Deixa de Truque propõe uma releitura de enredo em seu desfile no Carnaval Virtual

Trazendo uma releitura do enredo “A verdade vos fará livre” da Estação Primeira de Mangueira no carnaval 2020, a Deixa de Truque prepara seu desfile para a Edição Especial do Carnaval Virtual que acontecerá em Fevereiro deste ano com o enredo intitulado: “As faces de Jesus no país do BBB” de autoria do carnavalesco e presidente da agremiação Tiago Herculano.

A escola optou pela participação para aproveitar a liberdade de criação que edição permite às escolas informou o carnavalesco da escola, “A escolha da direção da Escola de Samba Virtual Deixa de Truque em participar desta Edição Especial é pelo fato de encontrar maior liberdade artística na proposta da edição. Como se trata de uma edição de especial, houve uma liberação maior nas exigências artísticas por parte do formato do Carnaval Virtual que facilitou no processo artístico da agremiação em comunhão com a pesquisa acadêmica do carnavalesco. O enredo surge da atual perquirição do carnavalesco na universidade da UDESC e, algumas propostas artísticas para o desfile, talvez não funcionariam numa edição normal do Carnaval Virtual, tendo em vista o fato do enredo ser uma releitura das imagens de um Carnaval Real.

A participação da escola na Edição Especial do Carnaval Virtual ocorrerá com o enredo intitulado “As faces de Jesus no país do BBB”, pelo qual, faremos uma releitura do enredo “A verdade vos fará livre” da Estação Primeira de Mangueira no carnaval 2020. Nosso ponto de partida será a imagem do Jesus negro no carro 4, O Calvário, por ela refletiremos como essa imagem aponta para o corpo negro marginalizado no nosso atual sistema sociopolítico, assim abordaremos a imagem de Jesus por outras referências visuais com intuito de falar das parcelas sociais dos oprimidos e suas lutas conta à atual conjuntura sociopolítica do Brasil. Desta forma, as faces de Jesus que traremos neste desfile serão, não apenas um Jesus negro e mulher como apresentados pela Mangueira, mas também um Jesus nordestino, trans e indígena.

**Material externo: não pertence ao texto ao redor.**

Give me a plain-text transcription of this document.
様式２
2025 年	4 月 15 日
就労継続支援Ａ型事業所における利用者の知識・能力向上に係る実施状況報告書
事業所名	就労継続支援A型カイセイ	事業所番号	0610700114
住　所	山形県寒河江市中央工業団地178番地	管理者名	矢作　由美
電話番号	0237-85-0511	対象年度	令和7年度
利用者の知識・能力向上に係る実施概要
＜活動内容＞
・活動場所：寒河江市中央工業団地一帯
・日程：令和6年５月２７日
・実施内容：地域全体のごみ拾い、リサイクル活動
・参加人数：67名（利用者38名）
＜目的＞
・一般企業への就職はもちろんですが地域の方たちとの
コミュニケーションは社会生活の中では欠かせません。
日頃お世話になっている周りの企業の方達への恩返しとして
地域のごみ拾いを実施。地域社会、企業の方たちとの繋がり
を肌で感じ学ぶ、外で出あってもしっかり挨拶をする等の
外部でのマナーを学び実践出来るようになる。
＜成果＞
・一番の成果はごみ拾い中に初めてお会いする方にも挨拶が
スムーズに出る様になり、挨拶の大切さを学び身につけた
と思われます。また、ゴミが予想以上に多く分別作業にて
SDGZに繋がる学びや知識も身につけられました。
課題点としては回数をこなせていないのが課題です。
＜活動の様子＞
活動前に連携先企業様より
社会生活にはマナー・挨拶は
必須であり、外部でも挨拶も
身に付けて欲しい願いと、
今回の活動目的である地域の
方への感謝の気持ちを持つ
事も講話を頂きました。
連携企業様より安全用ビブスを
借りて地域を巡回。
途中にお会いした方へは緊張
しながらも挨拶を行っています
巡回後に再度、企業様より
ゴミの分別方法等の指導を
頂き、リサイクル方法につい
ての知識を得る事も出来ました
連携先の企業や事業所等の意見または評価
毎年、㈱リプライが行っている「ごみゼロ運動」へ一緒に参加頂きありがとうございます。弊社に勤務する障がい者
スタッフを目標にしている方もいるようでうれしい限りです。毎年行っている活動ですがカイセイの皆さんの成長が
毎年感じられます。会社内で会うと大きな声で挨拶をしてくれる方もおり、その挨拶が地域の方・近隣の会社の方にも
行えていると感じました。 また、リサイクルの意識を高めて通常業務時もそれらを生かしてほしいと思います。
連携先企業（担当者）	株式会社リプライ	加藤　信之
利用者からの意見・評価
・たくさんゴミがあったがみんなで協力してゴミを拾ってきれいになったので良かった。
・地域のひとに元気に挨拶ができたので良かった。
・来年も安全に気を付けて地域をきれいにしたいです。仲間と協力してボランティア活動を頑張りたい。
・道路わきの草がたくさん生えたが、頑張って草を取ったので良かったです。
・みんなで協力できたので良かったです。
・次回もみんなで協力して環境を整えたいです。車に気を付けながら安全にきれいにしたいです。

O país do BBB – bíblia, bala e o boi – resume esse atual momento político brasileiro, pelo qual, os representantes no poder possuem ideologias cristãs, a bíblia como símbolo, que legitimam o discurso de controle e punição das corporeidades subjugando os cidadãos ao sistema. Enquanto a bala nos remete as milícias desse governo e todo um sistema que torna os corpos das minorias como corpo matáveis – corpos que não servem ao sistema – estimulando, desta forma, a violência e a morte dos corpos que são percebidos como transgressores ao sistema. Por fim, o boi que aponta para a nossa flora, florestas e campos que, em vez de serem preservados, estão sendo queimados para que os grandes agricultores e criadores de gado sejam beneficiados. Além do fato do governo culpar os indígenas pela devastação e negar dados científicos perante as queimadas e desmatamentos.”

Para a edição especial a escola informa que “Infelizmente a escola encontra-se com uma equipe reduzida desde o carnaval de 2020 e não encontrou meios de fazer diferente para essa edição. Basicamente o carnavalesco e também presidente da Deixa de Truque, Tiago Herculano, fará todo o trabalho desta edição. Como não haverá julgamento, a escola não ver nesse fator da equipe nenhum entrave artístico. Por fim, a escola não irá reaproveitar nenhum material dos antigos carnavais devido o enredo ser inédito e ter como base a pesquisa do carnavalesco.”

Confira o samba inédito que a escola apresentará em seu desfile:

 

Confira também a sinopse do enredo!

As faces de Jesus no país do BBB

Autor: Tiago Herculano

Justificativa:

A referência principal para este desfile é o carnaval da Estação Primeira de Mangueira 2020, A verdade vos fará livre, do carnavalesco Leandro Vieira, contudo não estamos reeditando-o. Nosso ponto de partida é a imagem do Jesus negro no carro 4, O Calvário. Refletindo como essa imagem aponta para o corpo negro marginalizado no nosso atual sistema sociopolítico, abordaremos a imagem de Jesus por outras referências visuais com intuito de falar das parcelas sociais dos oprimidos e suas lutas conta a atual conjuntura sociopolítica do Brasil. Assim, as faces de Jesus que traremos neste desfile serão, não apenas um Jesus negro e mulher, como presentado pela Mangueira, mas um Jesus nordestino, trans e indígena.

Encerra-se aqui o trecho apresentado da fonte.